Longtemps perçu comme une contrainte, le recyclage apparaît aujourd’hui comme l’un des leviers essentiels d’un développement plus durable. À Djibouti, la question est particulièrement importante : croissance urbaine, consommation quotidienne, activité portuaire, distribution alimentaire, bouteilles, canettes et emballages créent un besoin urgent de collecte, de tri et de valorisation.
Dans ce contexte, plusieurs initiatives montrent qu’une nouvelle filière est en train d’émerger. La Nation a notamment consacré un article à EcoTech, présentée comme une entreprise pionnière du recyclage industriel du plastique à Djibouti. Son approche repose sur une idée forte : transformer un problème environnemental en opportunité sociale et économique, en reliant collecte, transformation, inclusion et création de valeur.
Cette dynamique illustre une évolution profonde.

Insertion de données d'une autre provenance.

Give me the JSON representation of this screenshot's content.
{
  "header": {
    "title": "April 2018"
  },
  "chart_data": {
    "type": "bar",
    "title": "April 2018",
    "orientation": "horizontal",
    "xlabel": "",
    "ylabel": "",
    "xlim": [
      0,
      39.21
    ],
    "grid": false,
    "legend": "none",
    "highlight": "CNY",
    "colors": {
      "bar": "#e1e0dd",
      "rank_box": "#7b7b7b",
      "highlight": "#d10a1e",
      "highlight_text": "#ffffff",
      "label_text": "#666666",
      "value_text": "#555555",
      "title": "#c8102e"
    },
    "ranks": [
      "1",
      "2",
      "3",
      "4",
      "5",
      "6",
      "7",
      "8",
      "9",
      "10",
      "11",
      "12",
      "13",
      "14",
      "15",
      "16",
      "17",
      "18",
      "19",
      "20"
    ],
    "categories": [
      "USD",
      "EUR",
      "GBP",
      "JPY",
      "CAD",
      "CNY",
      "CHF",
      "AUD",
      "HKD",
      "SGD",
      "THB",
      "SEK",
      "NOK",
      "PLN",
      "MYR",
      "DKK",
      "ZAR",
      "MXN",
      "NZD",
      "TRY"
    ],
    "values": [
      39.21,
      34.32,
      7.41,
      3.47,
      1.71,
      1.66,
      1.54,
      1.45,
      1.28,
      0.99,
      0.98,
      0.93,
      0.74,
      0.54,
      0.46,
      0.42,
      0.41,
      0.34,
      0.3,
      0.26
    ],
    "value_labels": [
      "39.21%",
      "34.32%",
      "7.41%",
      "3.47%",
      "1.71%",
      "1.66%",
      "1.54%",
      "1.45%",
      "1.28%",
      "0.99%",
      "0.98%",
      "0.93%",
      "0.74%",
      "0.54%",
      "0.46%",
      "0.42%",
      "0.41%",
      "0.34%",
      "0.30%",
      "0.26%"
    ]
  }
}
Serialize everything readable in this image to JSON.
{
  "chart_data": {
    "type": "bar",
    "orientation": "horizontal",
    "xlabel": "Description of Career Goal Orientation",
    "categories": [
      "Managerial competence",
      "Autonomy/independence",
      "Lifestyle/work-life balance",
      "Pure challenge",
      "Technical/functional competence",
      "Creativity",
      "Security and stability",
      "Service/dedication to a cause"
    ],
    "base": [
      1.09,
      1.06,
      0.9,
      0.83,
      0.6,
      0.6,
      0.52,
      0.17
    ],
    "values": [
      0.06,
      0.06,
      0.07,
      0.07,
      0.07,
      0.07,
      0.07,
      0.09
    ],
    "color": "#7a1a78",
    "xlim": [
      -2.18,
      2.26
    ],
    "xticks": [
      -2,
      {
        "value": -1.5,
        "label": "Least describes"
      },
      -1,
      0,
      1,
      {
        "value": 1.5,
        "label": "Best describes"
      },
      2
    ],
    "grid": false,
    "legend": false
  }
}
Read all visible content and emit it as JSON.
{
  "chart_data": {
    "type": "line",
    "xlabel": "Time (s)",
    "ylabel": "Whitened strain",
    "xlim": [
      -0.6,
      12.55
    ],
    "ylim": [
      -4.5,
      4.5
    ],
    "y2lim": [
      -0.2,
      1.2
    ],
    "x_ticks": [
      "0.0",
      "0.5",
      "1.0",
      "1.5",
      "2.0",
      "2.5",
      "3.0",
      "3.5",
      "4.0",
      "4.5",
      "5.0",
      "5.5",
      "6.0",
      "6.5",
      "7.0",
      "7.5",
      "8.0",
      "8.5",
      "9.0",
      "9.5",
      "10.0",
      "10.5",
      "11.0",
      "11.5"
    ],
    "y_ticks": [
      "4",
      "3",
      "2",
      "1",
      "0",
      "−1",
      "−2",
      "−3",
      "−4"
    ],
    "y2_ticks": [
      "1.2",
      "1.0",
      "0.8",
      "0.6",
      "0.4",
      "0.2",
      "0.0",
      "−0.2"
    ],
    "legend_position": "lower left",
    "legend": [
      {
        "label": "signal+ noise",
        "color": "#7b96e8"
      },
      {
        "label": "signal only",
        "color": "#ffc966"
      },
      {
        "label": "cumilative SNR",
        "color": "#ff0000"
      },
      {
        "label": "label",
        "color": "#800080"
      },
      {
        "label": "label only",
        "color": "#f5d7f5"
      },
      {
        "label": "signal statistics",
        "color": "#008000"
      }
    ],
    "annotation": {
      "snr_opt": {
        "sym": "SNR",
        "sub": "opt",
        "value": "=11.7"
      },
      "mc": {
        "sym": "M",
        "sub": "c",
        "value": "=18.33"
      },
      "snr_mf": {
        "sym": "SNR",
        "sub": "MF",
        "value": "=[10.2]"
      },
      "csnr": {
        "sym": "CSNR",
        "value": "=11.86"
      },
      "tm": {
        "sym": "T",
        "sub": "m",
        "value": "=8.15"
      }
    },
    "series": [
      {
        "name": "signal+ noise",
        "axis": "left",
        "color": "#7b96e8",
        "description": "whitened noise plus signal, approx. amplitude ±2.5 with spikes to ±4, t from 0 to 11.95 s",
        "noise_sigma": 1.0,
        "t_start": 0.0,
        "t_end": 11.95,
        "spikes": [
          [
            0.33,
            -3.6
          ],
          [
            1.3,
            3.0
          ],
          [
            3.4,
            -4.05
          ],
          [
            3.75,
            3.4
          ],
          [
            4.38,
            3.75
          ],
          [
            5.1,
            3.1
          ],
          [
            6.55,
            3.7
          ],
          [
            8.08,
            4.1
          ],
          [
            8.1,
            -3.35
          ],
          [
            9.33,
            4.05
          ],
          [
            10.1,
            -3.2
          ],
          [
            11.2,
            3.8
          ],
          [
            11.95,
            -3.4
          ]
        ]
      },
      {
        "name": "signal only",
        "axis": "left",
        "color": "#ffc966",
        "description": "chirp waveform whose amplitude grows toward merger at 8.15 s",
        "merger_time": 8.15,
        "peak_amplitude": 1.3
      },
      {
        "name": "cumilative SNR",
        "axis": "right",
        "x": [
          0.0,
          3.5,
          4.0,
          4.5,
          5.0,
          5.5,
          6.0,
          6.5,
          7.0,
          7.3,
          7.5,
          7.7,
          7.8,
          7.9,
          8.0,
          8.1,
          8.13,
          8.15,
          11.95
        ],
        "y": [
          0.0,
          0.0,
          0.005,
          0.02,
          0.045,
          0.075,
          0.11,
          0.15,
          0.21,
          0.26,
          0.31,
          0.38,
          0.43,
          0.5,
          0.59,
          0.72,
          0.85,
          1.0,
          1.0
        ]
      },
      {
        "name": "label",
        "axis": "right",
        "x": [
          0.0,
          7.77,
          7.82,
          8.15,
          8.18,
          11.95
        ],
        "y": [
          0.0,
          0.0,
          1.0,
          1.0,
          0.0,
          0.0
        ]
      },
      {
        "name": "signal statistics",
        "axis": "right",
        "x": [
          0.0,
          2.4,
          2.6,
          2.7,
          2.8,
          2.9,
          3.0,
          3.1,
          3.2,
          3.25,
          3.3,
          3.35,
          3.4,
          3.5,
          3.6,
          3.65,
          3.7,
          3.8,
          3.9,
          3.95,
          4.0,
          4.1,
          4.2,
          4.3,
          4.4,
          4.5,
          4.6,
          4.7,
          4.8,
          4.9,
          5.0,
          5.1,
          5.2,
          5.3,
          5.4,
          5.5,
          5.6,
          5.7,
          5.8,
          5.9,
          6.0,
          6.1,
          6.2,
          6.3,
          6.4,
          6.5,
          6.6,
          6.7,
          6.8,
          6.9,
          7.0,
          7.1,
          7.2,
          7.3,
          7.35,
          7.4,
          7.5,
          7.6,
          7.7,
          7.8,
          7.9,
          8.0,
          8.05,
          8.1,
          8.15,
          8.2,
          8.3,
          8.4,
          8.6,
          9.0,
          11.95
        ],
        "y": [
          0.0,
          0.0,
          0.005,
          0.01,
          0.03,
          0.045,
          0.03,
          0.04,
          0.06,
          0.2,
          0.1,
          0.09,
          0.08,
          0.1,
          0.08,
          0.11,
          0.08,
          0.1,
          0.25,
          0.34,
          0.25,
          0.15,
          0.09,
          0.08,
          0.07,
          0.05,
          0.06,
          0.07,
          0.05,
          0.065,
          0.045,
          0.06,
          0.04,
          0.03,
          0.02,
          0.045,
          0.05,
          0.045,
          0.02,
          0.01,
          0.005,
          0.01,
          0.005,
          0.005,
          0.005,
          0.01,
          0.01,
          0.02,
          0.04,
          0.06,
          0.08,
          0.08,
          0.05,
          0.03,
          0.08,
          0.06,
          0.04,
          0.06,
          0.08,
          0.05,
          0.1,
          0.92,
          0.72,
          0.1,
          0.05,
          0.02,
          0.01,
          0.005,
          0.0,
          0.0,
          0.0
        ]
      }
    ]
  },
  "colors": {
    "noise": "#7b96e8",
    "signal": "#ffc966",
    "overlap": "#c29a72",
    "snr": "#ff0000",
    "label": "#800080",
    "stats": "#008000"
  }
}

Le déchet plastique, lorsqu’il est abandonné, devient pollution. Lorsqu’il est collecté, trié, compacté ou transformé, il redevient matière première. À travers cette logique circulaire, le recyclage permet de réduire la pression sur les paysages, les quartiers et les littoraux, tout en ouvrant de nouvelles perspectives d’emploi, de revenus complémentaires et d’innovation locale.
Le Centre EcoTech de valorisation des déchets, situé à Ambouli, témoigne de cette structuration progressive. Selon l’ADI et la Primature, cette infrastructure dédiée au recyclage des plastiques s’inscrit dans le programme Terre & Verre Djibouti, porté par le Groupe Coubèche. Elle contribue à donner une dimension industrielle à une filière qui a longtemps reposé sur des gestes dispersés et des initiatives isolées.
L’enjeu est désormais de faire du recyclage une habitude nationale. Cela suppose des équipements, mais aussi une pédagogie collective : apprendre à trier, identifier les points de collecte, impliquer les écoles, les entreprises, les hôtels, les restaurants, les quartiers et les familles. Le recyclage ne commence pas seulement dans une usine. Il commence dans le geste quotidien de celui qui choisit de ne pas jeter n’importe où.
À Djibouti, cette filière peut devenir un symbole fort : celui d’un pays capable de transformer ses contraintes en solutions, ses déchets en ressources, ses gestes citoyens en progrès partagé. Recycler, c’est protéger les paysages d’aujourd’hui. Mais c’est aussi préparer une génération qui saura considérer la matière non comme une fin, mais comme un commencement possible.
Dans cette transition, les acteurs économiques ont un rôle majeur à jouer. Par leurs volumes, leurs réseaux, leurs capacités logistiques et leur visibilité, ils peuvent contribuer à faire changer les pratiques. C’est précisément l’ambition d’une démarche comme Terre & Verre : inscrire le recyclage dans la durée, créer des passerelles entre industrie et environnement, et faire de la responsabilité un engagement concret.